Many land-owning farmers had opted for contract farming and because of manipulations by the ruling TMC members, those who actually do the farming are being deprived of their genuine dues. Also, compensation given by the state government because of damages caused during natural disasters is handed over to land-owning farmers.
”We have been telling the government to find out from the fields who have actually done the farming, but our appeals have been falling on deaf ears”, Halder said.
Recent times have also seen the emergence ‘neo rich’ who are taking large areas on lease and managing to create conditions in which they are becoming “political leaders with clout”. Hence, the genuine dues and demands of ‘kisans’ and mazdoors are none of their concern, Halder observed.
He said that during TMC rule, 218 farmers had committed suicide and of those, as many as 168 suicides were in the Bardhaman Purba and Paschim districts (larger number in the former).
Ajit Mukherjee, who leads the CPI’s farmers’ organisation, said because of widespread distress and CAA-NRC as add-ons, which are causing serious concern, the farmers were responding to our appeal to join the strike on January 8. “We are pretty optimistic that they will stay away from fields”, he said.

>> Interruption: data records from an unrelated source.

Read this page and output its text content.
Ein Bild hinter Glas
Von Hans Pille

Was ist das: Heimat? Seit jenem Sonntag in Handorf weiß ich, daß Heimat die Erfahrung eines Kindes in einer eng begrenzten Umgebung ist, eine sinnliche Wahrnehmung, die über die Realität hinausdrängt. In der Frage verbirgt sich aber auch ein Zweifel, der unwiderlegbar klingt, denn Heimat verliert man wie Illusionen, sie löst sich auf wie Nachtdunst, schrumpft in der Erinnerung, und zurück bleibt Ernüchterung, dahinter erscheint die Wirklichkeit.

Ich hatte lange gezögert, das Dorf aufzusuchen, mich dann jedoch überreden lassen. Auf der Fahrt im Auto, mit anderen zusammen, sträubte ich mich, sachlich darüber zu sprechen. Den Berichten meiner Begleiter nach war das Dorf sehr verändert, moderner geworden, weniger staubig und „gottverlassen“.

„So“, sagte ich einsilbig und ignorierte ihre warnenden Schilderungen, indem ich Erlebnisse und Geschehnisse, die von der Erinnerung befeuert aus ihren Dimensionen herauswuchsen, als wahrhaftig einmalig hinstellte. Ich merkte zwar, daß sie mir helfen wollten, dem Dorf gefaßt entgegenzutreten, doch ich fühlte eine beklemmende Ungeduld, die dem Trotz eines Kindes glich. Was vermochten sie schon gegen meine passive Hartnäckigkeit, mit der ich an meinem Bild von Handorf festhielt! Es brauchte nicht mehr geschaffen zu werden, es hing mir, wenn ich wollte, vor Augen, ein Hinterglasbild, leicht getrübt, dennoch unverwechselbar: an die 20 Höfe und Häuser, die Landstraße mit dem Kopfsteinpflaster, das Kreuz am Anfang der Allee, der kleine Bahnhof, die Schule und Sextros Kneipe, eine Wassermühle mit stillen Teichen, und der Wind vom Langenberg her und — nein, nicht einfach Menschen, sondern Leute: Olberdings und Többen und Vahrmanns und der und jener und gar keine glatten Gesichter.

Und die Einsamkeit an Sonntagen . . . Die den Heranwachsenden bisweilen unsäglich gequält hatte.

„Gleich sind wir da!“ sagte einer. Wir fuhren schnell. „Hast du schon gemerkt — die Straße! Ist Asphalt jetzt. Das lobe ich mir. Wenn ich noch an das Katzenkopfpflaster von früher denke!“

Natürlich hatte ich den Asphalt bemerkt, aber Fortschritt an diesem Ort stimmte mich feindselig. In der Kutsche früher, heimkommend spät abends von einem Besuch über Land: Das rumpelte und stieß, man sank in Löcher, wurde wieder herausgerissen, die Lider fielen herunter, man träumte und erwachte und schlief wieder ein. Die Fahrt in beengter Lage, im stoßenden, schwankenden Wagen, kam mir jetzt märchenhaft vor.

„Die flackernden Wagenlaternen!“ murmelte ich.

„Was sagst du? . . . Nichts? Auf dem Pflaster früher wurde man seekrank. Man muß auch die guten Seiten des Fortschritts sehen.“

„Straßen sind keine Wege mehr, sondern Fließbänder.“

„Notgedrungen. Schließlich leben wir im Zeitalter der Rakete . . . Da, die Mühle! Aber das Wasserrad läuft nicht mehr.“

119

Ashok Ghosh, who heads the state unit of United Trade Union Congress, labour arm of RSP, said the disenchantment of industrial workers and agricultural labour was writ large on their faces. “I am visiting the North Bengal districts to mobilise support of our union workers in tea plantations and adjoining areas. They are giving us a patient hearing”, he said.
The ECL union leader said coal mine workers were aggrieved because of disinvestment in Coal India Ltd and the Centre’s over-enthusiasm to hand over well-run, regularly profit-making public sector undertakings to the private sector. This was creating a sense of insecurity in their minds about their future. CAA-NCR are also big issues for them, Banerjee added.
The writer is a free lance journalist based in Kolkata.